In Phoenix, where home prices rose 25% in October year-over-year, given strong investor interest, farm land intended for future housing has quadrupled in price in the past two years, says land broker Nate Nathan.
Labor shortages will be a more pervasive problem than lot shortages, Crowe says. Both could drive home prices higher.
Many workers left the industry because of the length of the downturn, and took jobs in more stable industries or returned to Mexico, he says. About 1.4 million home construction jobs have been lost since 2006.
In Atlanta, foundations for new homes recently have sat untouched for two to three weeks waiting for framing crews, says Stephen Palmer, manager of builder Home South Communities. Dallas builder Larry Craven says he's had to extend build times from 90 days to 110 for the same reason.
McGrath says the biggest impact from shortages of labor and finished lots will be most acute in Northern California, Phoenix, parts of Florida, Texas and Washington, D.C.
She says single-family home building will rise only 23% next year, because of labor and lot constraints, rather than 35%, as the NAHB predicts.
A lift for the economy
The upturn in home building is already being reflected in national economic figures.
Through the first three quarters of this year, residential investment accounted for 16% of the growth in the nation's gross domestic product, vs. 2% in the same three quarters of 2011, says University of California, Los Angeles, economist Edward Leamer.
For the same period in 2010, residential investment was a drag on the economy, Leamer says.
"We're all feeling guardedly optimistic," that housing is becoming an engine of economic growth, says Stuart Gabriel, director of the Ziman Center for Real Estate at UCLA.
Not all regions will see the same boost, says Jody Kahn, vice president at John Burns Real Estate Consulting. It routinely ranks regions poised for home-building growth based on such measures as job growth, home price trends and home inventories.
Kahn's latest data show Southern California, the Southwest and Texas as having the strongest foundations to support home building.
In general, those regions are seeing either the strongest job growth in the nation, the most rapid home price appreciation this year or the tightest home inventories, Kahn's data show.
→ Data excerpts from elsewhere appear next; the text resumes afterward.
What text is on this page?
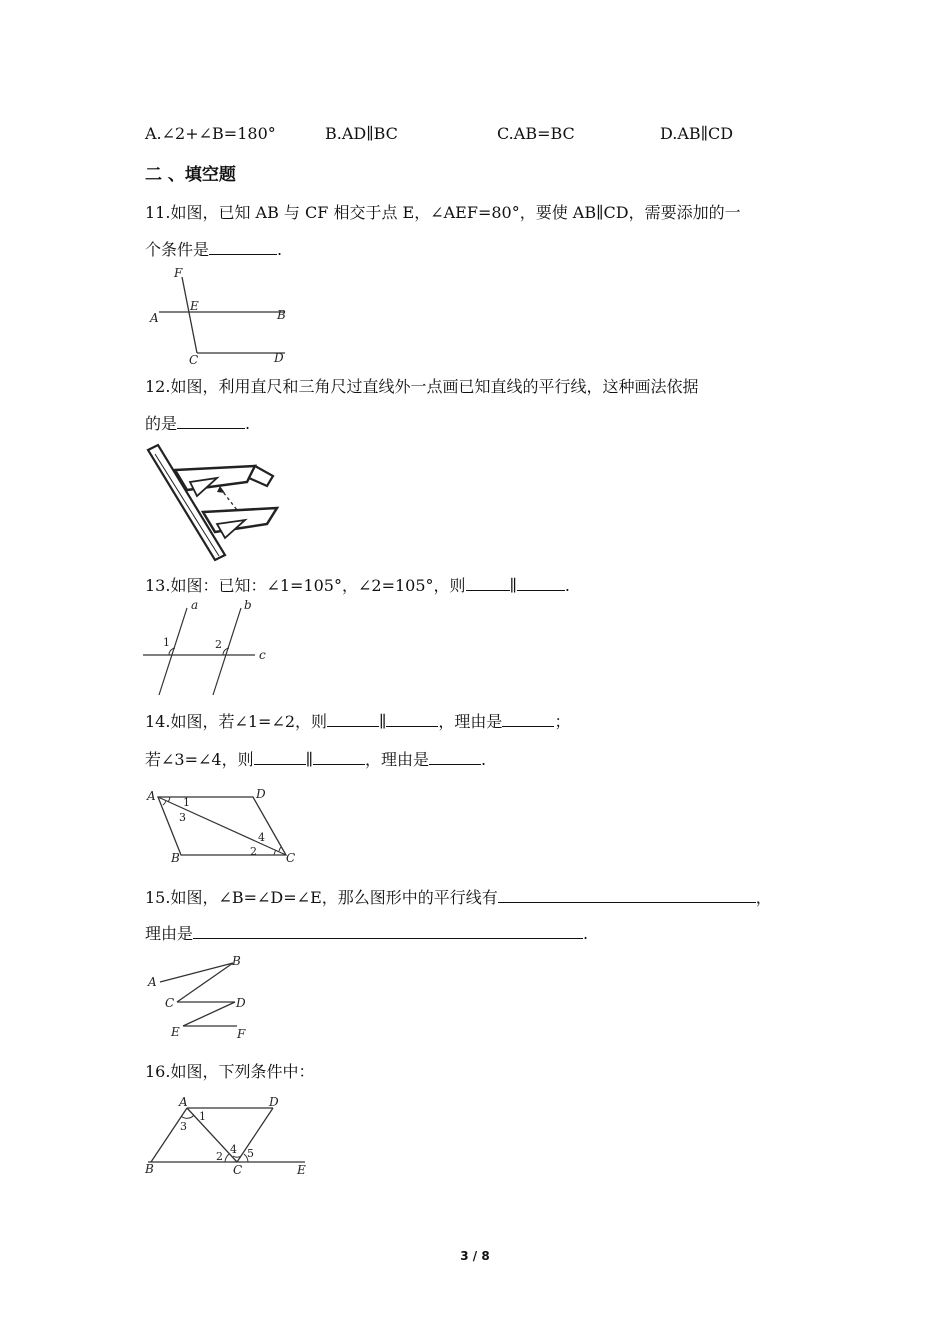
A.∠2+∠B=180°	B.AD∥BC	C.AB=BC	D.AB∥CD
二 、填空题
11.如图，已知 AB 与 CF 相交于点 E，∠AEF=80°，要使 AB∥CD，需要添加的一
个条件是	.
F
E
A	B
C	D
12.如图，利用直尺和三角尺过直线外一点画已知直线的平行线，这种画法依据
的是	.
13.如图：已知：∠1=105°，∠2=105°，则	∥	.
a	b
c
1	2
14.如图，若∠1=∠2，则	∥	，理由是	；
若∠3=∠4，则	∥	，理由是	.
A	D
B	C
1
3
4
2
15.如图，∠B=∠D=∠E，那么图形中的平行线有	，
理由是	.
A
B
C	D
E	F
16.如图，下列条件中：
A	D
B	C	E
1
3
4
2 5
3 / 8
The Northwest and Florida are less well positioned, while the Northeast, Southeast and Midwest bring up the rear, Kahn says.
Southern Florida ranks in the middle, in part because its job growth is slower than other regions. Its inventory of existing homes for sale is also relatively slim, Kahn's data show.
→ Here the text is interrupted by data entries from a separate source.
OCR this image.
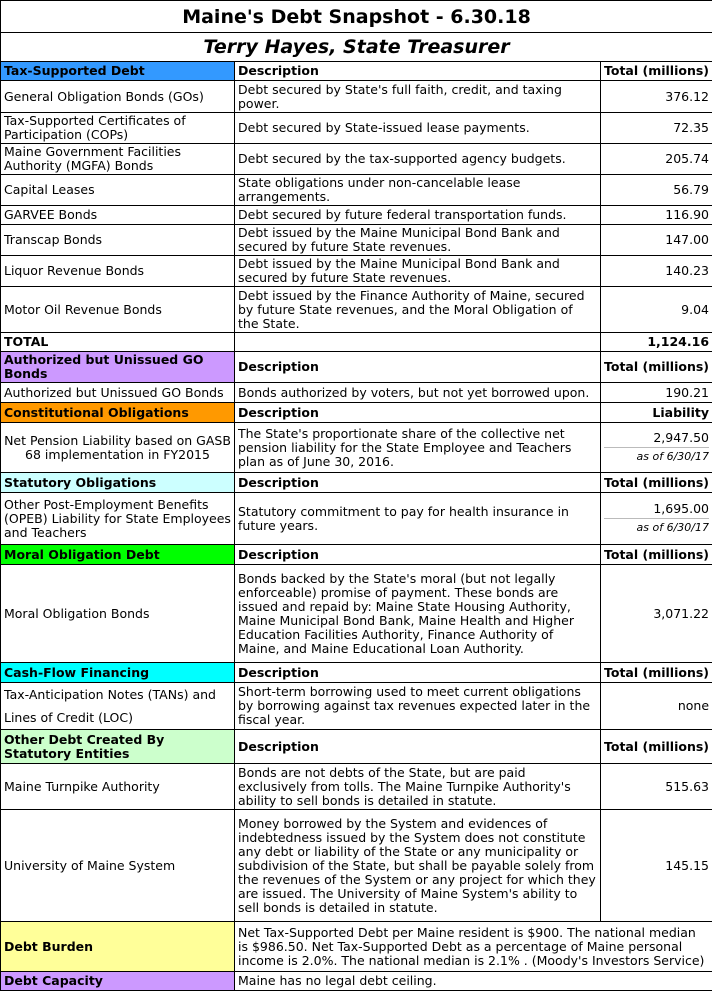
Maine's Debt Snapshot - 6.30.18		
Terry Hayes, State Treasurer		
Tax-Supported Debt	Description	Total (millions)
General Obligation Bonds (GOs)	Debt secured by State's full faith, credit, and taxing power.	376.12
Tax-Supported Certificates of Participation (COPs)	Debt secured by State-issued lease payments.	72.35
Maine Government Facilities Authority (MGFA) Bonds	Debt secured by the tax-supported agency budgets.	205.74
Capital Leases	State obligations under non-cancelable lease arrangements.	56.79
GARVEE Bonds	Debt secured by future federal transportation funds.	116.90
Transcap Bonds	Debt issued by the Maine Municipal Bond Bank and secured by future State revenues.	147.00
Liquor Revenue Bonds	Debt issued by the Maine Municipal Bond Bank and secured by future State revenues.	140.23
Motor Oil Revenue Bonds	Debt issued by the Finance Authority of Maine, secured by future State revenues, and the Moral Obligation of the State.	9.04
TOTAL		1,124.16
Authorized but Unissued GO Bonds	Description	Total (millions)
Authorized but Unissued GO Bonds	Bonds authorized by voters, but not yet borrowed upon.	190.21
Constitutional Obligations	Description	Liability
Net Pension Liability based on GASB 68 implementation in FY2015	The State's proportionate share of the collective net pension liability for the State Employee and Teachers plan as of June 30, 2016.	2,947.50
as of 6/30/17

Statutory Obligations	Description	Total (millions)
Other Post-Employment Benefits (OPEB) Liability for State Employees and Teachers	Statutory commitment to pay for health insurance in future years.	1,695.00
as of 6/30/17

Moral Obligation Debt	Description	Total (millions)
Moral Obligation Bonds	Bonds backed by the State's moral (but not legally enforceable) promise of payment. These bonds are issued and repaid by: Maine State Housing Authority, Maine Municipal Bond Bank, Maine Health and Higher Education Facilities Authority, Finance Authority of Maine, and Maine Educational Loan Authority.	3,071.22
Cash-Flow Financing	Description	Total (millions)

Tax-Anticipation Notes (TANs) and
Lines of Credit (LOC)	Short-term borrowing used to meet current obligations by borrowing against tax revenues expected later in the fiscal year.	none
Other Debt Created By Statutory Entities	Description	Total (millions)
Maine Turnpike Authority	Bonds are not debts of the State, but are paid exclusively from tolls. The Maine Turnpike Authority's ability to sell bonds is detailed in statute.	515.63
University of Maine System	Money borrowed by the System and evidences of indebtedness issued by the System does not constitute any debt or liability of the State or any municipality or subdivision of the State, but shall be payable solely from the revenues of the System or any project for which they are issued. The University of Maine System's ability to sell bonds is detailed in statute.	145.15
Debt Burden	Net Tax-Supported Debt per Maine resident is $900. The national median is $986.50. Net Tax-Supported Debt as a percentage of Maine personal income is 2.0%. The national median is 2.1% . (Moody's Investors Service)	
Debt Capacity	Maine has no legal debt ceiling.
The Northeast, meanwhile, has among the largest supplies of existing homes for sale, which hurts new home demand, and lackluster payroll job growth.
The comparison between Southern California and the Midwest is most telling.
While Southern California has seen a 1.7% gain in payroll job growth for the year through September, the Midwest has come in at just 1.2%.
Southern California has about half the inventory of homes for sale as the Midwest. Meanwhile, its home prices are up much more - 5% year-over-year in October, vs. a 3% jump in the Midwest, Kahn's data show.
Anthony Pasquinelli, division manager for BNA Homes, sees a long road ahead for the Chicago market where BNA builds.
Home prices in Chicago were down 2.3% in October year-over-year, while they rose nationally, CoreLogic says. The metropolitan area also has more distressed home loans than the national average. Almost 11% are 60 or more days late, vs. 8% nationwide, says mortgage tracker Lender Processing Services.
Distressed homes typically sell at a discount, providing tough competition for home builders. That won't end for years, Pasquinelli says.
The market is "better this year, but it's still awful," he says.